Ciertamente, en momentos complicados a nivel económico y laboral como el que actualmente se atraviesa en el país, darse el lujo de cambiar de empleo, renunciar para buscar otra oportunidad o llevarse mal con los compañeros para correr riesgos de que el jefe nos vea como la manzana podrida no parece una estrategia acertada.

Si todavía no tienes un empleo, aunque no sea el trabajo más feliz del mundo, si estás en medio de un proceso cambio o quieres impulsar un cambio de óptica dentro de tu puesto de trabajo, es bueno tener en cuenta 3 de los malos hábitos que la mayoría de los trabajadores que acaban no sintiendo satisfacción en sus trabajos, tienen:

Construcción de la identidad a partir del trabajo:

Puedes sentirte parte de un equipo, puedes estar orgulloso de trabajar en la empresa y tener muy buenos amigos dentro de la oficina. Pero no eres tu trabajo.



Tener una identidad separada de tu empleo es importante pues el trabajo es la principal causa de estrés para los trabajadores y si no tienes otra faceta, serás un montón de estrés acumulándose vayas a donde vayas. Una sugerencia simple es tener al menos 2 cosas fuera del trabajo que te ayuden a construir tu identidad -a identificarte-. Una puede ser tu familia, otra puede ser un hobbie, un club al que asistas frecuentemente, un grupo profesional (no del trabajo). Así, cuando estés fuera de tu trabajo, de vacaciones o en el caso de que te despidan, el mundo no se vendrá abajo con la pregunta “¿Y ahora qué?”.
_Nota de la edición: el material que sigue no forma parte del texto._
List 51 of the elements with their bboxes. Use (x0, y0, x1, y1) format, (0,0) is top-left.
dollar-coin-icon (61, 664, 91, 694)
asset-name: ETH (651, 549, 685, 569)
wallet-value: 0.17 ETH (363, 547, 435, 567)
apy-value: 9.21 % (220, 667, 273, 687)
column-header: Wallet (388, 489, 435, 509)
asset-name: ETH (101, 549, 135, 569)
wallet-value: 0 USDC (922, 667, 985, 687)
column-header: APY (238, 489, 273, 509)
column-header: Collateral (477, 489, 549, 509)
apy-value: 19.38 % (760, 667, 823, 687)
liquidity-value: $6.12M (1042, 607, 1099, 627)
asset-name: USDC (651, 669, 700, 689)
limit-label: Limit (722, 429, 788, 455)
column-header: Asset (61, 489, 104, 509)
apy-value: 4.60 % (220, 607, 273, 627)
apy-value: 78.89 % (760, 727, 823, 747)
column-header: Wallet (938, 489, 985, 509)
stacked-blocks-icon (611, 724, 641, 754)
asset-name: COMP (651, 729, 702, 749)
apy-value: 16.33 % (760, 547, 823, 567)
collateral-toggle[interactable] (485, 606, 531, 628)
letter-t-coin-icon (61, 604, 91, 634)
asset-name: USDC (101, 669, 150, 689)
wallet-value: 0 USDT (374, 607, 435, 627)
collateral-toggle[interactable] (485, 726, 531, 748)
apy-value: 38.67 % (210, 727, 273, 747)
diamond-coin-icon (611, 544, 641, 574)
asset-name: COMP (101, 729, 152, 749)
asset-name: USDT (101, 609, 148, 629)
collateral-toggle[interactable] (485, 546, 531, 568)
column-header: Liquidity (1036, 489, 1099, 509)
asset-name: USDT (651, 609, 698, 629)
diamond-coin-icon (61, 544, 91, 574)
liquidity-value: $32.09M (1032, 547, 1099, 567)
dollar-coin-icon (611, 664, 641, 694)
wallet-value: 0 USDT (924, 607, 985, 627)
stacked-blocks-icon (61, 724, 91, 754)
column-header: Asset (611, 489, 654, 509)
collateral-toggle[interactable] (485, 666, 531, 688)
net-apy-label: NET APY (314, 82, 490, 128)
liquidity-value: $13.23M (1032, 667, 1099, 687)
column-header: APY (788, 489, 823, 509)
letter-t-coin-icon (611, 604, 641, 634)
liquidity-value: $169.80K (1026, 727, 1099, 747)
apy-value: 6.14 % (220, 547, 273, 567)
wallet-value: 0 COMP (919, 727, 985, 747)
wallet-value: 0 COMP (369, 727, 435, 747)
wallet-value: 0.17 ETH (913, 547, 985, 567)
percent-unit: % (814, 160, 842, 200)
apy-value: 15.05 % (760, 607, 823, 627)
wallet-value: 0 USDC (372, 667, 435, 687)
Complácete a ti mismo antes que agrandar a los demás:

En el trabajo puedes recibir órdenes que no te agraden demasiado, pero lo más frecuente es que te pidan que hagas cosas en tiempo récord y que lo aceptes como un desafío, pensando cuán orgulloso te sentirás al entregar el reporte que el jefe pidió en 3 días y que normalmente demandaría 2 semanas.

No tiene nada de malo tomar desafíos, siempre que no te impliquen un esfuerzo exagerado y que la felicidad que aporte lograrlos sea de alguien más por sobre tu sufrimiento.

Quedarte horas extra en la oficina, llevar trabajo a casa durante los fines de semana o desatender otras funciones por complacer a un jefe no es saludable. Aprende a decir no cuando no creas que algo sea posible.

Creación de listas de tareas irracionales:

A menudo hemos dicho que una forma eficiente de organización en el trabajo es hacer “listas de Tareas”, pero también a menudo destacamos la importancia de los ítems y objetivos que colocamos en dicha lista.

Recuerda que todo lo que coloques en la lista te ayudará a sentir realización o frustración y que por ello necesitas ser muy puntual con los objetivos diarios y semanales que te plantees. La lista de tareas debe responder a tu asignación de tiempo, teniendo en cuenta las prioridades y tus capacidades; no la hagas pensando en competir con tus colegas o sorprender al jefe.